At best, this series of events reveals a company that was willing to invest millions of dollars in unvetted and unproductive relationships to try and sway government officials in its favour

According to Novartis, its payments to Cohen continued until February 2018 simply because the contract could not be terminated. Earlier this month, the company’s CEO Vasant Narasimhan reportedly wrote in an email to colleagues that his company ‘made a mistake’ in seeking Cohen’s advice.

Kymriah concerns

The controversy has caught the attention of lawmakers on Capitol Hill. In an 11 May letter to Narasimhan, the ranking Democrat on the Senate’s finance committee, Ron Wyden, expressed ‘deep concern’ about Novartis’ arrangement with Essential Consulting. The finance committee has jurisdiction over federal health programmes, including those under Medicare and Medicaid.

Vasant Narasimhan M.D. CEO of Novartis

Source: © Novartis

Novartis CEO Vasant Narasimhan

Of particular worry to Wyden is that these payments were made while Novartis was negotiating novel payment arrangements with the US federal government for the new cancer therapy Kymriah, which was priced at nearly half a million dollars.

While Novartis was making these payments to Cohen’s firm, the drug company was seeking, and ultimately received, approval for Kymriah from the US Food and Drug Administration, the senator noted.

Wyden has directed Novartis to turn over several documents by 5 June, including the details of any payments made by the company to Cohen or Essential Consultants, as well as emails and all other communications between Novartis and Cohen, his firm, or related entities.

Meanwhile, the ranking Democrat on the Senate health and pensions committee, Patty Murray, has also launched an investigation of Novartis paying millions of dollars for apparent access to the Trump administration. Murray has requested that Novartis provide her with information such as a detailed list of meetings and phone calls between the company and Cohen or his firm by 25 May.
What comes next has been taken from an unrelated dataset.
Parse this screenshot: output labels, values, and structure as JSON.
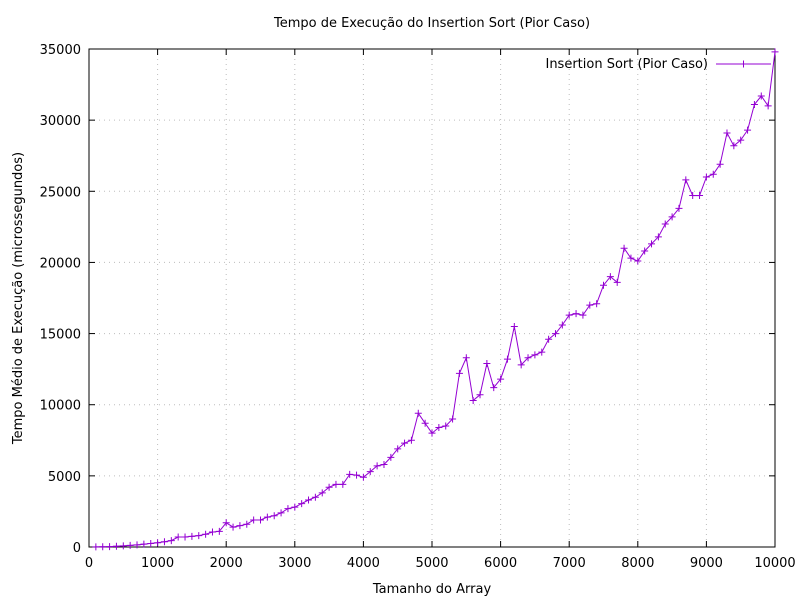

‘The information available thus far raises serious questions about Novartis’ business practices and the measures the company took to gain favourable treatment from the Trump administration,’ the senator wrote. ‘At best, this series of events reveals a company that was willing to invest millions of dollars in unvetted and unproductive relationships to try and sway government officials in its favour.’

Beyond the US, the Swiss Attorney General (OAG) is talking with local prosecutors about the Novartis’ payments. ‘The OAG is not conducting any criminal proceedings in this context at present,’ the office added. 

Update 16 May 2018: Novartis’ top lawyer, Felix Ehrat, who signed the $1.2 million contract with Cohen’s Essential Consultants, will step down from his position over the controversy. ‘Although the contract was legally in order, it was an error. As a co-signatory with our former CEO, I take personal responsibility to bring the public debate on this matter to an end,’ Ehrat said in a 16 May statement. He will be replaced by Shannon Thyme Klinger, who currently serves as Novartis’ chief ethics, risk and compliance officer, effective 1 June.